Güncelleme Tarihi:
Şahin, İstanbul, Ankara ve Diyarbakır internet kafe oda başkanlarını Bakanlıkta kabul etti. Bilgi ve teknoloji çağında bütün sınırların kalktığını belirten Şahin, yeni bir dünya düzeninde herkese düşenin çocukları ve gençleri yarınlara hazırlamak olduğunu söyledi.
Çocuk ve gençlerin yarınlara hazırlanabilmesi için bireylerin, toplumun ve devletin her alanda kendine düşen görevleri yerine getirmesi gerektiğini ifade eden Şahin, bilgi ve teknoloji çağının zararlarını en aza indirecek çalışmaların da sürdürülmesi gerektiğini dile getirdi. Çalışmalara tüm kesimlerin katılmasının önemine işaret eden Şahin, çocuğun yüksek menafaatini gözeten aile dostu sistemlerin geliştirilmesi gerektiğini anlattı.

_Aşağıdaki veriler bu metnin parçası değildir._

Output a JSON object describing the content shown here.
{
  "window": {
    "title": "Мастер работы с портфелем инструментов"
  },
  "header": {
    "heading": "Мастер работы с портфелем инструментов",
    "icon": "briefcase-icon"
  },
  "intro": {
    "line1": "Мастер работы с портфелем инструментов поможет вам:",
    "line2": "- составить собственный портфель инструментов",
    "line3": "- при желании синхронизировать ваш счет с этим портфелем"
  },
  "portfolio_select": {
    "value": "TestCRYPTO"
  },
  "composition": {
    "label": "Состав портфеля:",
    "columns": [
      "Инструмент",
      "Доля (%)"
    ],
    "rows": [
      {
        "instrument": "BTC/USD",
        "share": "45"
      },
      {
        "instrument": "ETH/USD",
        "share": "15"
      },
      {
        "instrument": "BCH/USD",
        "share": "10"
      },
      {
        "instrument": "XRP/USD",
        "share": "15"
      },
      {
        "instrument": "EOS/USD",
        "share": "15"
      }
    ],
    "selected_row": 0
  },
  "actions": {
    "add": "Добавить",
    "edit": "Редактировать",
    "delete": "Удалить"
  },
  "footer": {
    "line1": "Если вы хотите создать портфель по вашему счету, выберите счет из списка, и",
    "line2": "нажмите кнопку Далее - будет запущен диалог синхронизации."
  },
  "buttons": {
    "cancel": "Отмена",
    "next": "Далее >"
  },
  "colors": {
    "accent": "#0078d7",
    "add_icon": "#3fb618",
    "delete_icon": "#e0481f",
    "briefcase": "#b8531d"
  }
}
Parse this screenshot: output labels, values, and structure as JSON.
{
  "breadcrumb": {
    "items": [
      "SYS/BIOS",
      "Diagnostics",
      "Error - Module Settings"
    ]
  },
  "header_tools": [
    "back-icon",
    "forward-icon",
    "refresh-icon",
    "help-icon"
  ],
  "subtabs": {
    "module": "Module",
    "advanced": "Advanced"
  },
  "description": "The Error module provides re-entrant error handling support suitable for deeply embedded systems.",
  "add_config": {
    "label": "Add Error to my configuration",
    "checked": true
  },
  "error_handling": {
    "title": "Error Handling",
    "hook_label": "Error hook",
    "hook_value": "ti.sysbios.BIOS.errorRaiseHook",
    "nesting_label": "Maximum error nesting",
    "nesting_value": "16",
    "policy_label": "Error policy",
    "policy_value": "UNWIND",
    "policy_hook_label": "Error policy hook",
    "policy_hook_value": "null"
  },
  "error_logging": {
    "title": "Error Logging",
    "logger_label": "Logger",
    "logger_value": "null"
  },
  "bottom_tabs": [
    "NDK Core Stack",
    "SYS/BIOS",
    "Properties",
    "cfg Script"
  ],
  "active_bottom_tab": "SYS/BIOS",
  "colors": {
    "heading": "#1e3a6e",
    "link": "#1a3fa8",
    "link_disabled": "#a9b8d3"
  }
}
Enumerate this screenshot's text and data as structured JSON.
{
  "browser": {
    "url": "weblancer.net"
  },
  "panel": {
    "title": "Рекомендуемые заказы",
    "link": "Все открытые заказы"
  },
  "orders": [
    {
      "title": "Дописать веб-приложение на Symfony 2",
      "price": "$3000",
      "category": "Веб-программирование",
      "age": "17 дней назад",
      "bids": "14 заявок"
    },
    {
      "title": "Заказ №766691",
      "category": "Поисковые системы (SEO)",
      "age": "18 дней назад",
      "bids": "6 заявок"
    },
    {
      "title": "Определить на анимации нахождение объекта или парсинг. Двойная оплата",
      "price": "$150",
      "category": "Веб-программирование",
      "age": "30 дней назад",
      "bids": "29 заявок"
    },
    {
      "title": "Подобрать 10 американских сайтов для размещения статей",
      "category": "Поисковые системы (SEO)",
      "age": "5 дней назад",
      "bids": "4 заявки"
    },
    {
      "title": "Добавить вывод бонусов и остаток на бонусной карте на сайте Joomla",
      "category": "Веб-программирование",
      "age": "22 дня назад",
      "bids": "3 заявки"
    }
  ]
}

İnternet kafelerin müdürleri eğitilecek
Bakan Şahin, Türkiye'de 22 bin internet kafe bulunduğunu ve internet kafelerin günlük kullanıcı sayısının ise en az 5 milyon olduğunu vurgulayarak, internet kafelerin fiziki şartları ve hizmetleri konusunda standartlar getireceklerini ve yeni bir dönem başlatacaklarını bildirdi.
İnternet kafelere ilişkin kendi eylem planlarını oluşturdukları, bu plan içerisinde özellikle 22 bin internet kafenin sorumlu müdürleri ve görevlilerinin bulunduğunu anlatan Bakan Şahin, "Biz, bunların eğitici eğitiminin hızlı bir şekilde yapılması gerektiğini ve onların özellikle çocuklarımızın, ergen profilinin, onların bilmesi gerektiği noktada sivil toplumla akademik dünyayla beraber onları hızlı bir şekilde eğitici eğitimine alacağız" diye konuştu.
Ayrıca, 23 modülde aile eğitim programları başlattıklarını, Aile ve Toplum Hizmetleri Genel Müdürlüğü bünyesinde bu çalışıldığına değinen Şahin, sözlerini şöyle sürdürdü: "Dijital okur yazarlık' dediğimiz kısmı da buna ilave yapıyoruz. Milli Eğitim Bakanlığında medya okur yazarlığı dersinin içerisine de dijital okur yazarlığın ihtisaslaşacağı ve Talim Terbiye'nin de bu müfredata göre güncelleneceği bir çalışmanın yapılması için ilgili bakanlıkla da çalışmaya başladık. Dijital okuryazarlığı artırır ve güçlendirirken en önemli şeyimiz araştırma ve geliştirme. Buradaki tüketicilerin, hizmet alan bireylerin profilleri nelerdir. Burada alınan hizmetlerden dolayı araştırmalar bize neyi göstermektedir, talepler nelerdir ve etki analizleri bize neyi hedeflemektedir.
Bununla alakalı da Bakanlık olarak bir araştırma yapacağız. Sertifikasyona geçip, internet kafelerin daha iyi internet kafelere dönüştürüleceği, markalaşacağı bir
sistemi ve özellikle yaş gruplarına göre oyunların eşleştirildiği, sertifikasyon ve barkod sistemine geçilen bir sistemi hayata geçireceğiz.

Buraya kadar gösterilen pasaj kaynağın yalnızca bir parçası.